Through all these changes, there are common names that appear as the revolutionaries, the drivers of the new ideas: Andrew Taylor, Alex Jolly and Marie Limb. More recently, Michael Jones, Nick Wakeford, Dean Neal.
One of the names that quite often comes up is also that of Dr Susanne Guy. In 2007, Su was elected the first woman captain WARC had in its almost 140 years of rowing. But she was much, much more than just a blip on the equality radar.
It was in 2006 – the year before Su would become captain a set Wests on a dramatically different path - that Su gave me a call and asked, hypothetically speaking, if Wests had a new women’s eight, what it would be named.

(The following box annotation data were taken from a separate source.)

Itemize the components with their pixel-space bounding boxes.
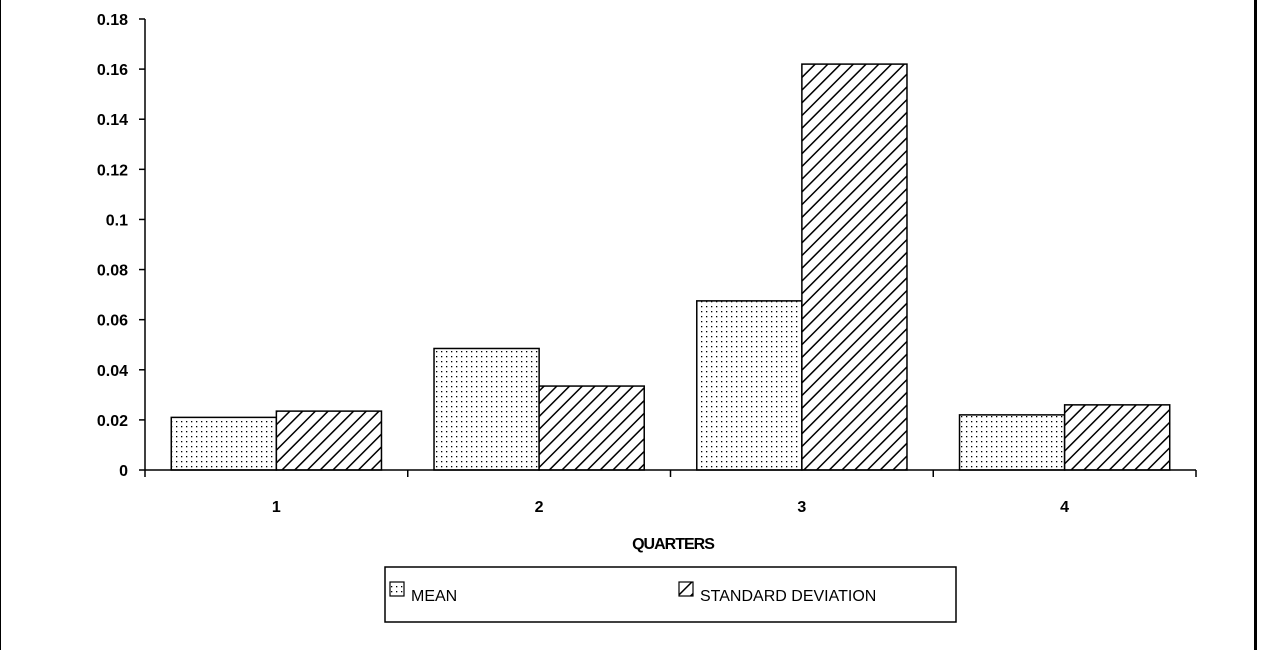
- y-tick-label: 0.08: [97, 263, 128, 280]
- y-tick-label: 0.12: [97, 162, 128, 179]
- x-axis-ticks: 1 2 3 4: [272, 499, 1069, 516]
- legend: MEAN STANDARD DEVIATION: [384, 566, 957, 623]
- bar-mean-q4: [958, 414, 1066, 471]
- y-axis-ticks: 0 0.02 0.04 0.06 0.08 0.1 0.12 0.14 0.16 0.18: [97, 12, 128, 480]
- axes: [139, 18, 1197, 477]
- x-tick-label: 1: [272, 499, 281, 516]
- bar-std-dev-q3: [801, 63, 908, 471]
- y-tick-label: 0.06: [97, 313, 128, 330]
- bar-std-dev-q1: [275, 410, 383, 471]
- y-tick-label: 0.02: [97, 413, 128, 430]
- legend-item-mean-swatch: [389, 581, 405, 597]
- y-tick-label: 0.1: [106, 212, 128, 229]
- y-tick-label: 0.16: [97, 62, 128, 79]
- legend-item-std-dev-label: STANDARD DEVIATION: [700, 588, 876, 605]
- bars: [170, 63, 1171, 471]
- y-tick-label: 0.18: [97, 12, 128, 29]
- x-tick-label: 3: [797, 499, 806, 516]
- bar-mean-q3: [696, 300, 803, 471]
- legend-item-std-dev-swatch: [678, 581, 694, 597]
- bar-std-dev-q2: [538, 385, 645, 471]
- bar-mean-q1: [170, 416, 278, 471]
- x-tick-label: 2: [535, 499, 544, 516]
- x-tick-label: 4: [1060, 499, 1069, 516]
- bar-std-dev-q4: [1063, 404, 1171, 471]
- y-tick-label: 0.04: [97, 363, 128, 380]
- legend-box: [384, 566, 957, 623]
- y-tick-label: 0: [119, 463, 128, 480]
- x-axis-title: QUARTERS: [632, 536, 715, 553]
- bar-mean-q2: [433, 347, 540, 471]
- y-tick-label: 0.14: [97, 112, 128, 129]
- legend-item-mean-label: MEAN: [411, 588, 457, 605]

I, of course, said "Octopussy" – eight women in a boat. I can’t claim the joke, I think I stole if from Caine.
I was soon to discover this wasn't a hypothetical at all. Su had struck a deal with Sykes in Geelong and had bought the women of Wests an eight. It became the club’s only dedicated women’s boat, and for almost the whole following season, that boat didn't lose a single race.
It bonded the women’s squad together in a way that hadn't been done before. We’d been labelled virtually uncoachable at that point, if you’d given us a collective noun it would have been “an attitude.” But the Maali – which means "Black Swan" in Ngoongar – was what we needed to give the women something to work for. At the close of the 2006 season, the women’s squad was awarded a collective "best oarsmen” award, something that hadn't been done before.

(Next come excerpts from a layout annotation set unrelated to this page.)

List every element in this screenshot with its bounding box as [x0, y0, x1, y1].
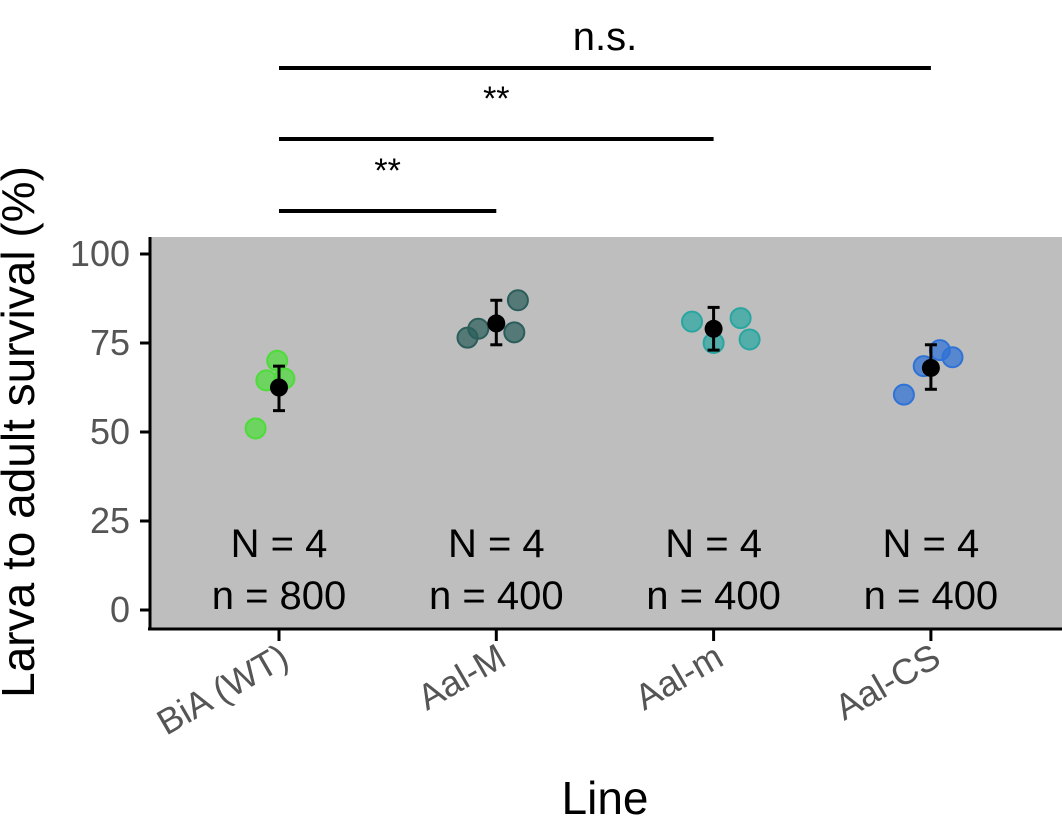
mean-markers: [270, 298, 940, 413]
replicate-point: [244, 417, 267, 440]
replicate-point: [266, 349, 289, 372]
mean-point: [487, 314, 506, 333]
y-tick-label: 50: [90, 411, 130, 452]
replicate-point: [681, 310, 703, 333]
sample-count-N: N = 4: [883, 522, 980, 566]
x-tick-label: BiA (WT): [150, 635, 295, 742]
sample-count-n: n = 400: [646, 574, 781, 618]
x-axis: BiA (WT) Aal-M Aal-m Aal-CS: [148, 627, 1062, 743]
sample-count-N: N = 4: [448, 522, 545, 566]
sample-count-N: N = 4: [231, 522, 328, 566]
replicate-point: [503, 321, 526, 344]
sample-size-labels: N = 4 n = 800 N = 4 n = 400 N = 4 n = 400 N = …: [212, 522, 998, 618]
x-tick-label: Aal-m: [628, 635, 730, 718]
replicate-point: [941, 346, 964, 369]
significance-label: **: [374, 152, 400, 190]
x-axis-title: Line: [562, 772, 649, 824]
replicate-point: [467, 317, 490, 340]
brackets: ** ** n.s.: [279, 15, 931, 213]
mean-point: [270, 378, 288, 397]
replicate-point: [506, 289, 529, 312]
y-axis: 0 25 50 75 100: [70, 233, 152, 630]
replicate-point: [729, 307, 752, 330]
significance-label: n.s.: [573, 15, 637, 59]
y-tick-label: 100: [70, 233, 130, 274]
y-tick-label: 25: [90, 500, 130, 541]
y-axis-title: Larva to adult survival (%): [0, 166, 44, 698]
x-tick-label: Aal-CS: [828, 635, 947, 728]
sample-count-n: n = 400: [429, 574, 564, 618]
plot-panel: [150, 237, 1062, 629]
replicate-point: [892, 383, 915, 406]
x-tick-label: Aal-M: [410, 635, 512, 718]
significance-label: **: [483, 80, 509, 118]
sample-count-n: n = 400: [864, 574, 999, 618]
replicate-point: [738, 328, 761, 351]
y-tick-label: 75: [90, 322, 130, 363]
mean-point: [704, 319, 723, 338]
sample-count-n: n = 800: [212, 574, 347, 618]
mean-point: [921, 358, 940, 377]
y-tick-label: 0: [110, 589, 130, 630]
sample-count-N: N = 4: [665, 522, 762, 566]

We are still all mates, the original girls of the Maali (and Rowan Ellis). Leanne, Lee, Marie, Su, Kel, Jules, various Colbys, Bobbins, Tenille, JD...half of us have kids now.
When Su took over as Captain in 2007, she faced a hostile State administrative board. Wests hadn't been great in its representation or contribution to rowing as a sport on the State level in recent years, and we were not well thought-of outside the club.
Hers was a monumental exercise in public relations and stakeholder management. She built relationships with the State and National boards, and kept the peace in a sometimes fraught and stressful club environment.
It was a tough task and despite being uncompromising in her drive to better Wests, Su was also a well-loved leader: After a trip to her home in the UK, Su was greeted at Perth’s international airport by a crew of Wests men all dressed in zoot suits, carrying a sign which read “Welcome home Su Guy, international rowing champion.”
People in the arrivals hall stood, stared and clapped, never knowing this was little more than a (pretty awesome) practical joke.
She also kept committee meetings on track. Many who have sat on the Club’s board in the past would know it wasn't unusual to sit until 10pm or 11pm, arguing the minutia of rowing operations. Su all but obliterated this self-indulgence and talk-fest, bringing structure and discipline to the top of the Wests hierarchy.
Despite the club growing at a rate that was problematic to accommodate, and pressure on the club, coaches, volunteers and equipment was building, Su kept us ticking over, brokered peace between our occasionally volatile (but most excellent) head coach and pretty much everyone, and made sure we all kept turning up to training.
Under Su’s watch, Wests was named Club of the Year by Rowing WA. It was a mammoth achievement and turn-around, and was largely possible because Su was a competent hand at the tiller of the Good Ship Wests.